“Así como el perro, muchos de nosotros tenemos un clavo que nos duele. Un clavo del cual nos quejamos y lamentamos todos los días. Un clavo que, pinchándonos, nos recuerda el dolor que sentimos por no querer cambiar la situación".

Había una vez un joven que le gustaba mucho subir los cerros corriendo. En una ocasión, perdió el norte, costándole mucho encontrar el camino de vuelta a su hogar. Tuvo que caminar durante horas buscando algún paraje que le evocara familiaridad; sin embargo, lo único que encontró fue la misma casita de madera, en el punto del cerro más alto.

Su sed era tan grande que decidió ir en busca de un vaso de agua. Al llegar a la casita, tocó la puerta y un señor mayor atendió a ella.

- ¿En qué le puedo ayudar?, preguntó el anciano.

- Solo le pido, señor, un vaso de agua para calmar mi sed.

- Tendrá que subir al poso y servírsela en este recipiente, pues a mí tampoco me queda, respondió el anciano.

El joven, muy presto, inició su ascenso hacia el pozo y, mientras más subía, más se acercaba un sonido de lamento, que le llegaba hasta el fondo de su ser.

Cuando se percató de que el sonido provenía de la misma dirección del pozo, comienza a apurar el paso, preocupado de auxiliar a la persona que estaba sufriendo.

Al llegar arriba, ve a un perro acostado sobre una tabla, aullando del dolor.

Inmediatamente llena el recipiente y baja, corriendo, a la casita a avisarle al anciano.

- ¡Señor, señor, venga, es urgente!, grita el joven, con mucha preocupación.

El anciano abre la puerta tranquilamente y le dice: Dígame, joven.

- Su perro está enfermo, al parecer se quebró una pierna, ¡y no puede moverse de ahí!

El anciano con una gran parsimonia le contesta: El perro está ahí porque quiere, no tiene ningún hueso roto.

El joven, asombrado, le contesta: No entiendo, señor, si no le pasa nada, por qué aúlla así del dolor.

- Es muy simple -contestó el anciano-, el perro está acostado sobre una tabla que tiene un clavo, y a pesar de que puede moverse y dejar de sentir dolor, sigue ahí.
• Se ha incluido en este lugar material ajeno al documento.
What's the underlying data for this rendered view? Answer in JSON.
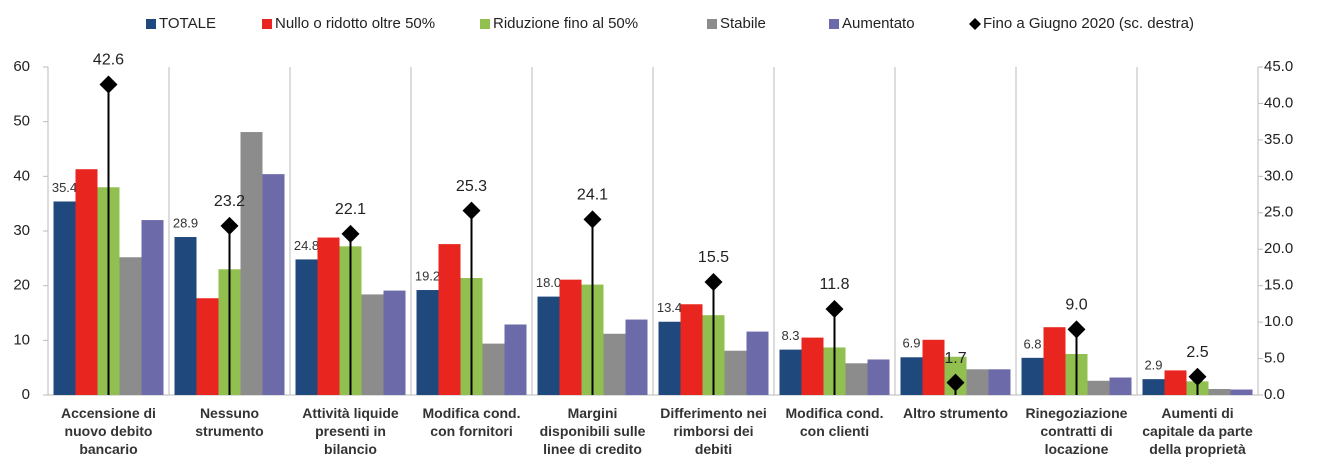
{
  "chart_data": {
    "type": "bar",
    "categories": [
      "Accensione di\nnuovo debito\nbancario",
      "Nessuno\nstrumento",
      "Attività liquide\npresenti in\nbilancio",
      "Modifica cond.\ncon fornitori",
      "Margini\ndisponibili sulle\nlinee di credito",
      "Differimento nei\nrimborsi dei\ndebiti",
      "Modifica cond.\ncon clienti",
      "Altro strumento",
      "Rinegoziazione\ncontratti di\nlocazione",
      "Aumenti di\ncapitale da parte\ndella proprietà"
    ],
    "series": [
      {
        "name": "TOTALE",
        "color": "#1f497d",
        "values": [
          35.4,
          28.9,
          24.8,
          19.2,
          18.0,
          13.4,
          8.3,
          6.9,
          6.8,
          2.9
        ],
        "value_labels": [
          "35.4",
          "28.9",
          "24.8",
          "19.2",
          "18.0",
          "13.4",
          "8.3",
          "6.9",
          "6.8",
          "2.9"
        ]
      },
      {
        "name": "Nullo o ridotto oltre 50%",
        "color": "#e8251f",
        "values": [
          41.3,
          17.7,
          28.8,
          27.6,
          21.1,
          16.6,
          10.5,
          10.1,
          12.4,
          4.5
        ]
      },
      {
        "name": "Riduzione fino al 50%",
        "color": "#92c050",
        "values": [
          38.0,
          23.0,
          27.2,
          21.4,
          20.2,
          14.6,
          8.7,
          7.0,
          7.5,
          2.5
        ]
      },
      {
        "name": "Stabile",
        "color": "#8c8c8c",
        "values": [
          25.2,
          48.1,
          18.4,
          9.4,
          11.2,
          8.1,
          5.8,
          4.7,
          2.6,
          1.1
        ]
      },
      {
        "name": "Aumentato",
        "color": "#6d6aa9",
        "values": [
          32.0,
          40.4,
          19.1,
          12.9,
          13.8,
          11.6,
          6.5,
          4.7,
          3.2,
          1.0
        ]
      },
      {
        "name": "Fino a Giugno 2020 (sc. destra)",
        "color": "#000000",
        "axis": "y2",
        "marker": "diamond",
        "values": [
          42.6,
          23.2,
          22.1,
          25.3,
          24.1,
          15.5,
          11.8,
          1.7,
          9.0,
          2.5
        ],
        "value_labels": [
          "42.6",
          "23.2",
          "22.1",
          "25.3",
          "24.1",
          "15.5",
          "11.8",
          "1.7",
          "9.0",
          "2.5"
        ]
      }
    ],
    "ylim": [
      0,
      60
    ],
    "yticks": [
      0,
      10,
      20,
      30,
      40,
      50,
      60
    ],
    "y2lim": [
      0,
      45
    ],
    "y2ticks": [
      {
        "value": 0,
        "label": "0.0"
      },
      {
        "value": 5,
        "label": "5.0"
      },
      {
        "value": 10,
        "label": "10.0"
      },
      {
        "value": 15,
        "label": "15.0"
      },
      {
        "value": 20,
        "label": "20.0"
      },
      {
        "value": 25,
        "label": "25.0"
      },
      {
        "value": 30,
        "label": "30.0"
      },
      {
        "value": 35,
        "label": "35.0"
      },
      {
        "value": 40,
        "label": "40.0"
      },
      {
        "value": 45,
        "label": "45.0"
      }
    ],
    "legend": "top"
  }
}
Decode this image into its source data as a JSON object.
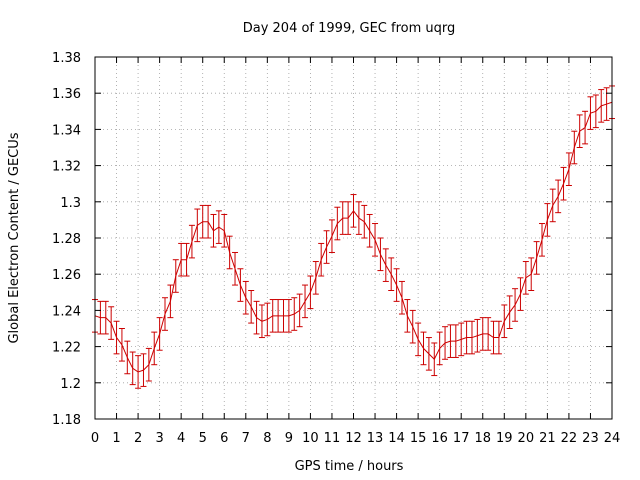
{
  "chart_data": {
    "type": "line",
    "title": "Day 204 of 1999, GEC from uqrg",
    "xlabel": "GPS time / hours",
    "ylabel": "Global Electron Content / GECUs",
    "xlim": [
      0,
      24
    ],
    "ylim": [
      1.18,
      1.38
    ],
    "xticks": [
      "0",
      "1",
      "2",
      "3",
      "4",
      "5",
      "6",
      "7",
      "8",
      "9",
      "10",
      "11",
      "12",
      "13",
      "14",
      "15",
      "16",
      "17",
      "18",
      "19",
      "20",
      "21",
      "22",
      "23",
      "24"
    ],
    "yticks": [
      "1.18",
      "1.2",
      "1.22",
      "1.24",
      "1.26",
      "1.28",
      "1.3",
      "1.32",
      "1.34",
      "1.36",
      "1.38"
    ],
    "grid": true,
    "colors": {
      "series": "#cc0000",
      "grid": "#a0a0a0",
      "axis": "#000000"
    },
    "error": 0.009,
    "series": [
      {
        "name": "GEC",
        "x": [
          0,
          0.25,
          0.5,
          0.75,
          1,
          1.25,
          1.5,
          1.75,
          2,
          2.25,
          2.5,
          2.75,
          3,
          3.25,
          3.5,
          3.75,
          4,
          4.25,
          4.5,
          4.75,
          5,
          5.25,
          5.5,
          5.75,
          6,
          6.25,
          6.5,
          6.75,
          7,
          7.25,
          7.5,
          7.75,
          8,
          8.25,
          8.5,
          8.75,
          9,
          9.25,
          9.5,
          9.75,
          10,
          10.25,
          10.5,
          10.75,
          11,
          11.25,
          11.5,
          11.75,
          12,
          12.25,
          12.5,
          12.75,
          13,
          13.25,
          13.5,
          13.75,
          14,
          14.25,
          14.5,
          14.75,
          15,
          15.25,
          15.5,
          15.75,
          16,
          16.25,
          16.5,
          16.75,
          17,
          17.25,
          17.5,
          17.75,
          18,
          18.25,
          18.5,
          18.75,
          19,
          19.25,
          19.5,
          19.75,
          20,
          20.25,
          20.5,
          20.75,
          21,
          21.25,
          21.5,
          21.75,
          22,
          22.25,
          22.5,
          22.75,
          23,
          23.25,
          23.5,
          23.75,
          24
        ],
        "y": [
          1.237,
          1.236,
          1.236,
          1.233,
          1.225,
          1.221,
          1.214,
          1.208,
          1.206,
          1.207,
          1.21,
          1.219,
          1.227,
          1.238,
          1.245,
          1.259,
          1.268,
          1.268,
          1.278,
          1.287,
          1.289,
          1.289,
          1.284,
          1.286,
          1.284,
          1.272,
          1.263,
          1.254,
          1.247,
          1.242,
          1.236,
          1.234,
          1.235,
          1.237,
          1.237,
          1.237,
          1.237,
          1.238,
          1.24,
          1.245,
          1.25,
          1.258,
          1.268,
          1.275,
          1.281,
          1.288,
          1.291,
          1.291,
          1.295,
          1.291,
          1.289,
          1.284,
          1.279,
          1.271,
          1.265,
          1.26,
          1.254,
          1.247,
          1.237,
          1.231,
          1.224,
          1.219,
          1.216,
          1.213,
          1.219,
          1.222,
          1.223,
          1.223,
          1.224,
          1.225,
          1.225,
          1.226,
          1.227,
          1.227,
          1.225,
          1.225,
          1.234,
          1.239,
          1.243,
          1.249,
          1.258,
          1.26,
          1.269,
          1.279,
          1.29,
          1.298,
          1.303,
          1.31,
          1.318,
          1.33,
          1.339,
          1.341,
          1.349,
          1.35,
          1.353,
          1.354,
          1.355
        ]
      }
    ]
  }
}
No hace nada para cambiar su situación. Él puede perfectamente salir de ahí, pero no quiere. Es él el que tiene que decidir salir.

 Así como el perro, muchos de nosotros tenemos un clavo que nos duele. Un clavo del cual nos quejamos y lamentamos todos los días. Un clavo que, pinchándonos, nos recuerda el dolor que sentimos por no querer cambiar la situación.

Los clavos se pueden representar de muchas maneras, rencores, malos hábitos, mentiras, adicciones, baja autoestima, desmotivación, etc.

 Hagamos un ejercicio. Piensa por un momento qué es lo que más te duele hoy de tu vida. ¿De qué te lamentas? ¿Qué es lo que siempre quisiste hacer y nunca te atreviste? ¿Qué te quita el sueño en las noches? ¿De qué te arrepientes?

 Quitarse un clavo es un proceso de profunda reflexión, y la única manera de que el clavo salga por completo es tomando la decisión y aceptando que algo debemos hacer si queremos dejar de sufrir por ese clavo.

 Nunca es tarde para cambiar. El dolor es opcional, siempre y cuando decidas accionar.